# LangChain and OpenAI Integration Notebook

This notebook demonstrates how to use LangChain with OpenAI for various NLP tasks. We'll walk through the installation, setup, and usage of different LangChain components step-by-step.

## Installation

First, we need to install the required packages.

In [None]:
pip install -r requirements.txt

## Environment Setup

Next, we set up environment variables necessary for LangChain and OpenAI API access.

### Example .env

LANGCHAIN_TRACING_V2=true

LANGCHAIN_API_KEY={{LANGCHAIN_API_KEY}}

OPENAI_API_KEY={{OPENAI_API_KEY}}

TAVILY_API_KEY={{TAVILY_API_KEY}}

In [1]:
from dotenv import load_dotenv

# Load the .env file
load_dotenv()


True

## LangChain and OpenAI Setup

Import and initialize the ChatOpenAI model from LangChain.


In [2]:
from langchain_openai import ChatOpenAI
import os

llm = ChatOpenAI(model="gpt-3.5-turbo-0125")

### Testing LangSmith

Invoke the model to see how LangSmith can assist with testing.


In [4]:
llm.invoke("how can langsmith help with testing?")

{'Accept': 'application/json', 'Content-Type': 'application/json', 'User-Agent': 'OpenAI/Python 1.31.0', 'X-Stainless-Lang': 'python', 'X-Stainless-Package-Version': '1.31.0', 'X-Stainless-OS': 'MacOS', 'X-Stainless-Arch': 'x64', 'X-Stainless-Runtime': 'CPython', 'X-Stainless-Runtime-Version': '3.12.3', 'Authorization': 'Bearer sk-proj-piS1lV36b8mMtvTFzoBeT3BlbkFJ9Afr0m9XpiAOI1yoqI81', 'X-Stainless-Async': 'false'}
Bearer sk-proj-piS1lV36b8mMtvTFzoBeT3BlbkFJ9Afr0m9XpiAOI1yoqI81


AIMessage(content='Langsmith can help with testing in the following ways:\n\n1. Language Support: Langsmith can provide language-specific libraries and tools for automated testing, making it easier to write and run tests in different programming languages.\n\n2. Test Automation: Langsmith can automate the process of running tests, making it easier to test code changes and updates quickly and efficiently.\n\n3. Test Reporting: Langsmith can generate detailed reports on test results, helping developers identify and fix bugs more effectively.\n\n4. Integration Testing: Langsmith can help with integration testing by providing tools and frameworks for testing how different components of a system work together.\n\n5. Performance Testing: Langsmith can help with performance testing by providing tools and libraries for measuring and analyzing the performance of code and systems.\n\nOverall, Langsmith can streamline the testing process and provide developers with the tools they need to ensure t

## Creating a Chat Prompt Template

Use `ChatPromptTemplate` to define a prompt for our LLM.


In [None]:
from langchain_core.prompts import ChatPromptTemplate

prompt = ChatPromptTemplate.from_messages([
    ("system", "You are a world class technical documentation writer.
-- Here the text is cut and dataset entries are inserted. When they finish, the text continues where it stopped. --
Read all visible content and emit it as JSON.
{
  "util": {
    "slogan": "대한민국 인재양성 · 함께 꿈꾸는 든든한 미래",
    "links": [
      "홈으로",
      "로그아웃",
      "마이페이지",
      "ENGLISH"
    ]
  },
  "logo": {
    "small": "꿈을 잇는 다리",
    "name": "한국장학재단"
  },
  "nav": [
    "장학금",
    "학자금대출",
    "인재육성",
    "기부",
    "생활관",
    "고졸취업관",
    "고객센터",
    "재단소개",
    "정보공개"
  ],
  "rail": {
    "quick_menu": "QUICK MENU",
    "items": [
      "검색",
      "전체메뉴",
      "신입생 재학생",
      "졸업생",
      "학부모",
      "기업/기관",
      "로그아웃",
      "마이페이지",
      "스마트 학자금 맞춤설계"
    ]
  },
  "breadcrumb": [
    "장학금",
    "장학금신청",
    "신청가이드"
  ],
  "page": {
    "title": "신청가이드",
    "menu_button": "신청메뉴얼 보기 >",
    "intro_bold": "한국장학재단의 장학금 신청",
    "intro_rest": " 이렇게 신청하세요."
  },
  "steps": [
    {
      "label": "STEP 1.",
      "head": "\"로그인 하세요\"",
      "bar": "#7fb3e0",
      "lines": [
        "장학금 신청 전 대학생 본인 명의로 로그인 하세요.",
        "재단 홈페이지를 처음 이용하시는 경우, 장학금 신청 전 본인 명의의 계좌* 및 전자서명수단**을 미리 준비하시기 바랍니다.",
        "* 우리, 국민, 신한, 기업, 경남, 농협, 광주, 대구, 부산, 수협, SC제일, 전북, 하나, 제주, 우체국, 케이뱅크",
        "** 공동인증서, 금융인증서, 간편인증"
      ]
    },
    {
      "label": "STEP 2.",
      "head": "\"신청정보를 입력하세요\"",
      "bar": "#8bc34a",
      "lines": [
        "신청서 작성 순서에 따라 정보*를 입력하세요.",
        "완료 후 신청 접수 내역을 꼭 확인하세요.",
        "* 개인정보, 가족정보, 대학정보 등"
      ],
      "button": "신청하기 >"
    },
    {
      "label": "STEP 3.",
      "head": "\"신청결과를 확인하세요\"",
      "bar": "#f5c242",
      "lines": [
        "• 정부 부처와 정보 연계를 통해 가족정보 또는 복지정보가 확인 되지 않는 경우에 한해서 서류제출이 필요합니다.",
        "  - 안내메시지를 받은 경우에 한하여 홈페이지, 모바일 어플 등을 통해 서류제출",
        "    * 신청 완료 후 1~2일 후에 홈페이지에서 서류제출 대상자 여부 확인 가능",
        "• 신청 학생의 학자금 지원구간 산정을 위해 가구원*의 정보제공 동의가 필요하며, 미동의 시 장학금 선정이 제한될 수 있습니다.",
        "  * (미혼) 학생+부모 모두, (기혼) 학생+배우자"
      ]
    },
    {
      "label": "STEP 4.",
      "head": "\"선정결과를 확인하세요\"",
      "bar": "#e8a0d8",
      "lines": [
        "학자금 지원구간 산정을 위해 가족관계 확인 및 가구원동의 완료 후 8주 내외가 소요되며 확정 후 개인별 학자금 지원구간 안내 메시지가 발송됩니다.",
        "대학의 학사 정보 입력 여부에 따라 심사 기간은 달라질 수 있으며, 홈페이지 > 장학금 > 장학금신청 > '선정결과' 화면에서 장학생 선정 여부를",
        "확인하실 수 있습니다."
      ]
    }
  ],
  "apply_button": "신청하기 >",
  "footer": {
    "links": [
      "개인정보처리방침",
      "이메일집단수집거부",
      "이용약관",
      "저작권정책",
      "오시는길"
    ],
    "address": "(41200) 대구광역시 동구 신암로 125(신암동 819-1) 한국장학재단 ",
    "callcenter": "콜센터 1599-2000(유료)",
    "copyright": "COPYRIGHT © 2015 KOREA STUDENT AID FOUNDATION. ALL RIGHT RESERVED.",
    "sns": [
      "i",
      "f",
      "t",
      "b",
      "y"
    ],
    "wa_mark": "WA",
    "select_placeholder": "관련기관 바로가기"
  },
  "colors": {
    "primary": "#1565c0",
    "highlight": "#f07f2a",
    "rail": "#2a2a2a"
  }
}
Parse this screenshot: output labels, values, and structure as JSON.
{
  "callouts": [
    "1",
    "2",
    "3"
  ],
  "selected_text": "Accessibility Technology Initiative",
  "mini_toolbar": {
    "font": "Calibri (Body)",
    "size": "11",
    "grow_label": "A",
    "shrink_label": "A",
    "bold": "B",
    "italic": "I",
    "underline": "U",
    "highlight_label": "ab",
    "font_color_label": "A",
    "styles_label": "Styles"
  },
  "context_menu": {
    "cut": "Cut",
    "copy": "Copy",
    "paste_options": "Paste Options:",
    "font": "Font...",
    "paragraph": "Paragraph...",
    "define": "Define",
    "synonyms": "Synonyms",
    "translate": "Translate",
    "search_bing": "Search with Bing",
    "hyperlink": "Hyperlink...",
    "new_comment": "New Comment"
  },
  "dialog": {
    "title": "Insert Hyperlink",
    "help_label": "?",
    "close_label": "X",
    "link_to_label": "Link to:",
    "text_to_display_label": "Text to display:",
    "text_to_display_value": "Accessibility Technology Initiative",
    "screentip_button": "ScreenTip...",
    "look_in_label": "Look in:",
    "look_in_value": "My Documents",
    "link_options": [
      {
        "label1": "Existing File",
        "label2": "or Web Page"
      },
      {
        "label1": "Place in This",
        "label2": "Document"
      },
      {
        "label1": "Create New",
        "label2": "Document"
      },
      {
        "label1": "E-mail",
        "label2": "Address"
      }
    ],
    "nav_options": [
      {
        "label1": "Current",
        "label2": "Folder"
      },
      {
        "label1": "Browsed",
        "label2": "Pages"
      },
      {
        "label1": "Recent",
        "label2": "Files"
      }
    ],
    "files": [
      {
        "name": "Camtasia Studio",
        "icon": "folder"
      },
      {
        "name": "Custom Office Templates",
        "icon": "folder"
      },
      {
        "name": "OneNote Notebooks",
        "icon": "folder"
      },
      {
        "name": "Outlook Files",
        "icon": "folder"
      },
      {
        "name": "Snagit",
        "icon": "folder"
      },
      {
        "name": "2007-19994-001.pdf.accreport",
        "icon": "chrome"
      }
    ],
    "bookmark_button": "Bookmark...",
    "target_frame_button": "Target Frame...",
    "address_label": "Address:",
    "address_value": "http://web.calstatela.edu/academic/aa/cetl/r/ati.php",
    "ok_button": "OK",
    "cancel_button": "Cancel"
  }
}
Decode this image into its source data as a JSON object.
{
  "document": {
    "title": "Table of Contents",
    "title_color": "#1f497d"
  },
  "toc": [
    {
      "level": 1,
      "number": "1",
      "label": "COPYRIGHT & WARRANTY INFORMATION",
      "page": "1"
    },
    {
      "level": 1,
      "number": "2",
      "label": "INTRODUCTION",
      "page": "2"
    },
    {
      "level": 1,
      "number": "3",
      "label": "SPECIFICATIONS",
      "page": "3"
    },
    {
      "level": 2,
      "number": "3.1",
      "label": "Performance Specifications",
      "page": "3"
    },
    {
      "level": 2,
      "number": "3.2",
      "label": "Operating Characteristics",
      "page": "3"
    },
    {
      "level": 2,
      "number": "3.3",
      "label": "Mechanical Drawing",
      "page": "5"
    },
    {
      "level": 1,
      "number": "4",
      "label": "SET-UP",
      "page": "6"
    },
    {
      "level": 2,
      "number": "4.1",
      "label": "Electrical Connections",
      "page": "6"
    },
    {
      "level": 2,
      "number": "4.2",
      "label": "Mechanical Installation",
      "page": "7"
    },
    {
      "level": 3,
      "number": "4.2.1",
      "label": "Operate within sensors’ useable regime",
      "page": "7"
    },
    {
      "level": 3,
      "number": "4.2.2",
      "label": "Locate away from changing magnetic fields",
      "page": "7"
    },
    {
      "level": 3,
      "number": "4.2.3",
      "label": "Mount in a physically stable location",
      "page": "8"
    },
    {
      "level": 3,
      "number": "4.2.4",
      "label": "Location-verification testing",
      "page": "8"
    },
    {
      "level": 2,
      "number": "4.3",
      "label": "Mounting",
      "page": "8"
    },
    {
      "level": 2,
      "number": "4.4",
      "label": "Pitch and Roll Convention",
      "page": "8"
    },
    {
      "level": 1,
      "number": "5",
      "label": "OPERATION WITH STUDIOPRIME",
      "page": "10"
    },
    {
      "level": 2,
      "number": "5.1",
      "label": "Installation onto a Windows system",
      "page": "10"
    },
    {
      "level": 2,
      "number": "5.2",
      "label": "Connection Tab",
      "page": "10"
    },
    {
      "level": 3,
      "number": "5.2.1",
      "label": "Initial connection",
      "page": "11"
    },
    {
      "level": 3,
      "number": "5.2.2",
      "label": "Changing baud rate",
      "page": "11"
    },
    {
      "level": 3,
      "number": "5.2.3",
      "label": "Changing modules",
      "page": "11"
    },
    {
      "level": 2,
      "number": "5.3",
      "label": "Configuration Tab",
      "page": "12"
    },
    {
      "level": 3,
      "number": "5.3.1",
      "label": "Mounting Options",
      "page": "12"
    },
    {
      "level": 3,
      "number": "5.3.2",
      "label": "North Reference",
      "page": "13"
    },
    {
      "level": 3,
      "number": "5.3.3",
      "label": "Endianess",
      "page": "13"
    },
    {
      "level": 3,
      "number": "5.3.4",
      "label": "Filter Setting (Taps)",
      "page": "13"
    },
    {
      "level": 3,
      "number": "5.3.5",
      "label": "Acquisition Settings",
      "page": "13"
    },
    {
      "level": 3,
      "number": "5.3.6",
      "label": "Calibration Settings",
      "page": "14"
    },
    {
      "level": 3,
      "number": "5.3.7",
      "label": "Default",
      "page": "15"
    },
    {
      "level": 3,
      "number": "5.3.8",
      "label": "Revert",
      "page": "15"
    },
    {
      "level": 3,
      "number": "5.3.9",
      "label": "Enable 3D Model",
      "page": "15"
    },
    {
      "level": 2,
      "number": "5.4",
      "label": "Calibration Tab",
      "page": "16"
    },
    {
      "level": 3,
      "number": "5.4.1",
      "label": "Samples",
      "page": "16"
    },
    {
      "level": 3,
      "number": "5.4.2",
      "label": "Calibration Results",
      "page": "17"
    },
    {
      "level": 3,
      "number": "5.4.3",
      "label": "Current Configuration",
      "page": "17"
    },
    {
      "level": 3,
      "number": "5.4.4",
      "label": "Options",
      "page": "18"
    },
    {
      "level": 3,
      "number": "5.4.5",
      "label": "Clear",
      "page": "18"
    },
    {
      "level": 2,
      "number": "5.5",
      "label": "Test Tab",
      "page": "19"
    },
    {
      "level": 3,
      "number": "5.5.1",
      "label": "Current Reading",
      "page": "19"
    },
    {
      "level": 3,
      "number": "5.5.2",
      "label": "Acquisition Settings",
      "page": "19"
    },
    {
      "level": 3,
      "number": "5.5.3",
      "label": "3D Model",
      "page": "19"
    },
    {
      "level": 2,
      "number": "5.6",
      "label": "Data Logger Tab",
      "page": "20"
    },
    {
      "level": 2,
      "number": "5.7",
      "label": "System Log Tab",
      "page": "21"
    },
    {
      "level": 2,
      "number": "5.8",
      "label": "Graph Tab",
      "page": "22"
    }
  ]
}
Keep responses short and concise"),
    ("user", "{input}")
])

### Combining Prompt and Model

Create a chain that combines the prompt and the model.


In [None]:
chain = prompt | llm 

### Invoking the Chain

Invoke the chain to see how LangSmith can assist with testing.


In [None]:
chain.invoke({"input": "how can langsmith help with testing?"})

## Parsing Output

Use `StrOutputParser` to parse the output of the model.


In [None]:
from langchain_core.output_parsers import StrOutputParser

output_parser = StrOutputParser()

chain = prompt | llm | output_parser

### Invoking the Chain with Output Parser

Invoke the chain with the output parser to get a structured response.


In [None]:
chain.invoke({"input": "how can langsmith help with testing?"})

## Document Loading

Load documents from a webpage using `WebBaseLoader`.


In [None]:
from langchain_community.document_loaders import WebBaseLoader
loader = WebBaseLoader("https://docs.smith.langchain.com/user_guide")

docs = loader.load()

## Embeddings

Generate embeddings for the documents using OpenAI.


In [None]:
from langchain_openai import OpenAIEmbeddings

embeddings = OpenAIEmbeddings(model="text-embedding-3-small")

## Text Splitting

### Recursive Character Text Splitter

The `RecursiveCharacterTextSplitter` splits documents based on character count while maintaining coherence in the chunks. This is useful for processing large texts in manageable pieces.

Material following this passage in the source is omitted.